In this study, we investigated whether image colour affects accuracy in the matching of photographs. We used unconstrained images from the well-established MFMT (Dowsett & Burton, 2015) and a newly designed face-matching task capturing the natural variability in people’s appearance. This is important, because in real-world situations people vary in their everyday appearance and many IDs do not have to adhere to strict passport-like image capture guidelines. We tested participants under three conditions: “colour”, “grayscale”, and “mixed” (where one image was presented in colour and one in grayscale). The addition of the mixed trials is the main advancement of this study on those previously reported in the literature and is of importance from both theoretical and applied perspectives. We hypothesised that, if colour facilitates low-level analysis, it is possible that grayscale images and/or hue incongruency between photographs may disrupt this process leading to a decrease in overall accuracy in these conditions, relative to when both images are presented in colour.

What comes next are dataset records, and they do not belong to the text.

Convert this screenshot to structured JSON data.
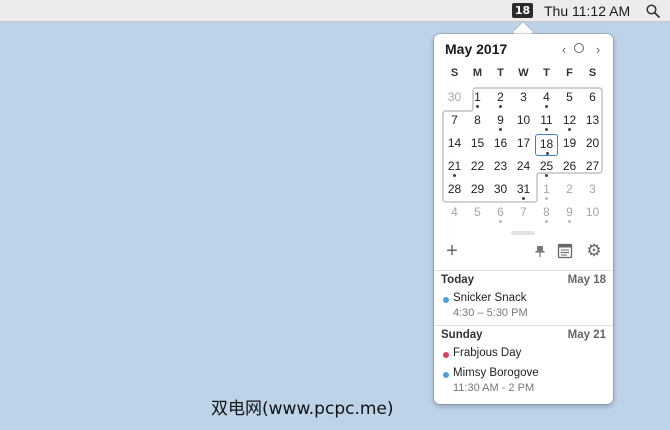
{
  "menubar": {
    "calendar_badge": "18",
    "clock": "Thu 11:12 AM",
    "search_icon": "magnifier-icon"
  },
  "calendar": {
    "month_title": "May 2017",
    "nav": {
      "prev": "‹",
      "next": "›"
    },
    "weekdays": [
      "S",
      "M",
      "T",
      "W",
      "T",
      "F",
      "S"
    ],
    "weeks": [
      [
        {
          "d": "30",
          "out": true,
          "dot": false
        },
        {
          "d": "1",
          "out": false,
          "dot": true
        },
        {
          "d": "2",
          "out": false,
          "dot": true
        },
        {
          "d": "3",
          "out": false,
          "dot": false
        },
        {
          "d": "4",
          "out": false,
          "dot": true
        },
        {
          "d": "5",
          "out": false,
          "dot": false
        },
        {
          "d": "6",
          "out": false,
          "dot": false
        }
      ],
      [
        {
          "d": "7",
          "out": false,
          "dot": false
        },
        {
          "d": "8",
          "out": false,
          "dot": false
        },
        {
          "d": "9",
          "out": false,
          "dot": true
        },
        {
          "d": "10",
          "out": false,
          "dot": false
        },
        {
          "d": "11",
          "out": false,
          "dot": true
        },
        {
          "d": "12",
          "out": false,
          "dot": true
        },
        {
          "d": "13",
          "out": false,
          "dot": false
        }
      ],
      [
        {
          "d": "14",
          "out": false,
          "dot": false
        },
        {
          "d": "15",
          "out": false,
          "dot": false
        },
        {
          "d": "16",
          "out": false,
          "dot": false
        },
        {
          "d": "17",
          "out": false,
          "dot": false
        },
        {
          "d": "18",
          "out": false,
          "dot": true,
          "today": true
        },
        {
          "d": "19",
          "out": false,
          "dot": false
        },
        {
          "d": "20",
          "out": false,
          "dot": false
        }
      ],
      [
        {
          "d": "21",
          "out": false,
          "dot": true
        },
        {
          "d": "22",
          "out": false,
          "dot": false
        },
        {
          "d": "23",
          "out": false,
          "dot": false
        },
        {
          "d": "24",
          "out": false,
          "dot": false
        },
        {
          "d": "25",
          "out": false,
          "dot": true
        },
        {
          "d": "26",
          "out": false,
          "dot": false
        },
        {
          "d": "27",
          "out": false,
          "dot": false
        }
      ],
      [
        {
          "d": "28",
          "out": false,
          "dot": false
        },
        {
          "d": "29",
          "out": false,
          "dot": false
        },
        {
          "d": "30",
          "out": false,
          "dot": false
        },
        {
          "d": "31",
          "out": false,
          "dot": true
        },
        {
          "d": "1",
          "out": true,
          "dot": true
        },
        {
          "d": "2",
          "out": true,
          "dot": false
        },
        {
          "d": "3",
          "out": true,
          "dot": false
        }
      ],
      [
        {
          "d": "4",
          "out": true,
          "dot": false
        },
        {
          "d": "5",
          "out": true,
          "dot": false
        },
        {
          "d": "6",
          "out": true,
          "dot": true
        },
        {
          "d": "7",
          "out": true,
          "dot": false
        },
        {
          "d": "8",
          "out": true,
          "dot": true
        },
        {
          "d": "9",
          "out": true,
          "dot": true
        },
        {
          "d": "10",
          "out": true,
          "dot": false
        }
      ]
    ],
    "today_border_color": "#3b7fd3"
  },
  "toolbar": {
    "add_icon": "plus-icon",
    "pin_icon": "pin-icon",
    "agenda_icon": "agenda-icon",
    "settings_icon": "gear-icon",
    "add_label": "+",
    "settings_label": "⚙"
  },
  "agenda": [
    {
      "heading": "Today",
      "date": "May 18",
      "events": [
        {
          "title": "Snicker Snack",
          "time": "4:30 – 5:30 PM",
          "color": "#4a9fdc"
        }
      ]
    },
    {
      "heading": "Sunday",
      "date": "May 21",
      "events": [
        {
          "title": "Frabjous Day",
          "time": "",
          "color": "#d9435c"
        },
        {
          "title": "Mimsy Borogove",
          "time": "11:30 AM - 2 PM",
          "color": "#4a9fdc"
        }
      ]
    }
  ],
  "watermark": "双电网(www.pcpc.me)"
}
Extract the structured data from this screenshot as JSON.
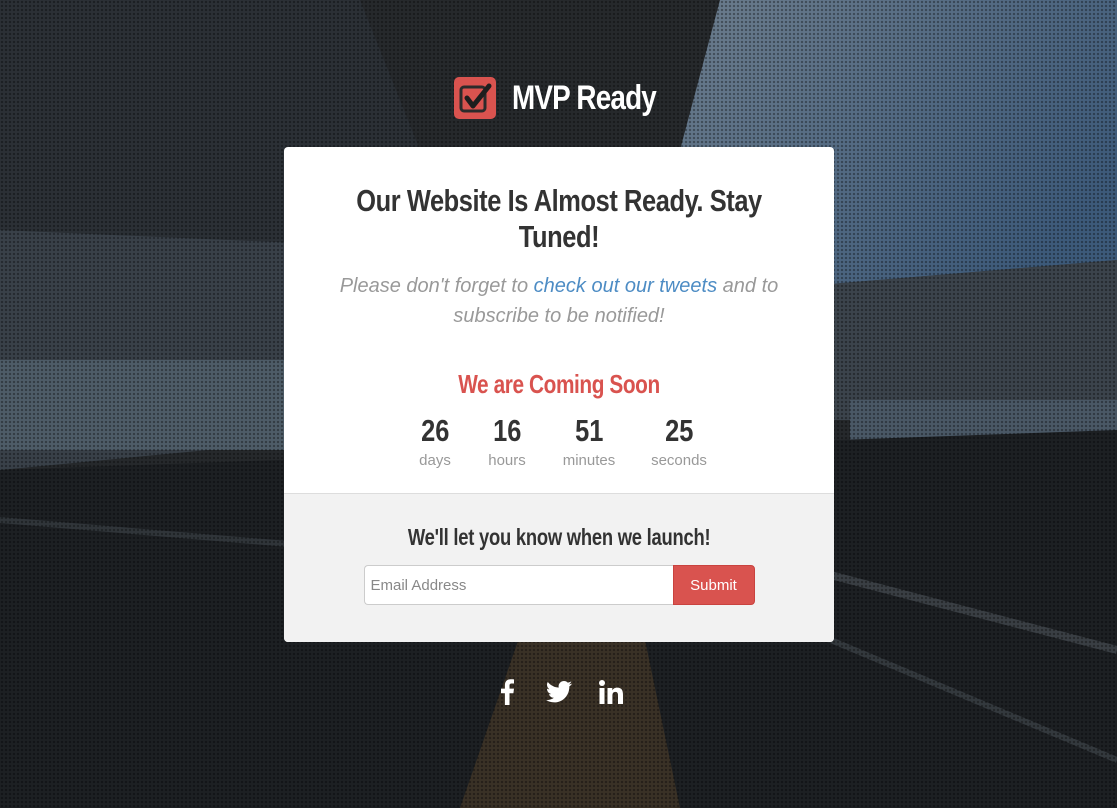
{
  "brand": {
    "name": "MVP Ready",
    "accent": "#d9534f",
    "logo_icon": "check-square-icon"
  },
  "hero": {
    "title": "Our Website Is Almost Ready. Stay Tuned!",
    "lead_before": "Please don't forget to ",
    "lead_link": "check out our tweets",
    "lead_after": " and to subscribe to be notified!"
  },
  "countdown": {
    "heading": "We are Coming Soon",
    "units": [
      {
        "value": "26",
        "label": "days"
      },
      {
        "value": "16",
        "label": "hours"
      },
      {
        "value": "51",
        "label": "minutes"
      },
      {
        "value": "25",
        "label": "seconds"
      }
    ]
  },
  "signup": {
    "heading": "We'll let you know when we launch!",
    "email_placeholder": "Email Address",
    "submit_label": "Submit"
  },
  "social": [
    {
      "name": "facebook-icon"
    },
    {
      "name": "twitter-icon"
    },
    {
      "name": "linkedin-icon"
    }
  ]
}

Additionally, if hair and eye colour are critical features that individuals use for recognising unfamiliar individuals (Abudarham & Yovel, 2016), we would expect decreased performance in “mixed” and grayscale conditions. However, if colour is a general diagnostic (i.e. it is helpful for extracting a robust representation of one’s face by integrating hue, shading, and fine-grained featural information) for one’s identity from which one can generalise to other instances of the same identity, one clear and high-quality image may be enough to extract identity information sufficient to compare this identity to a second picture in a “mixed” matching trial. We would then merely expect reduced performance in the grayscale trials.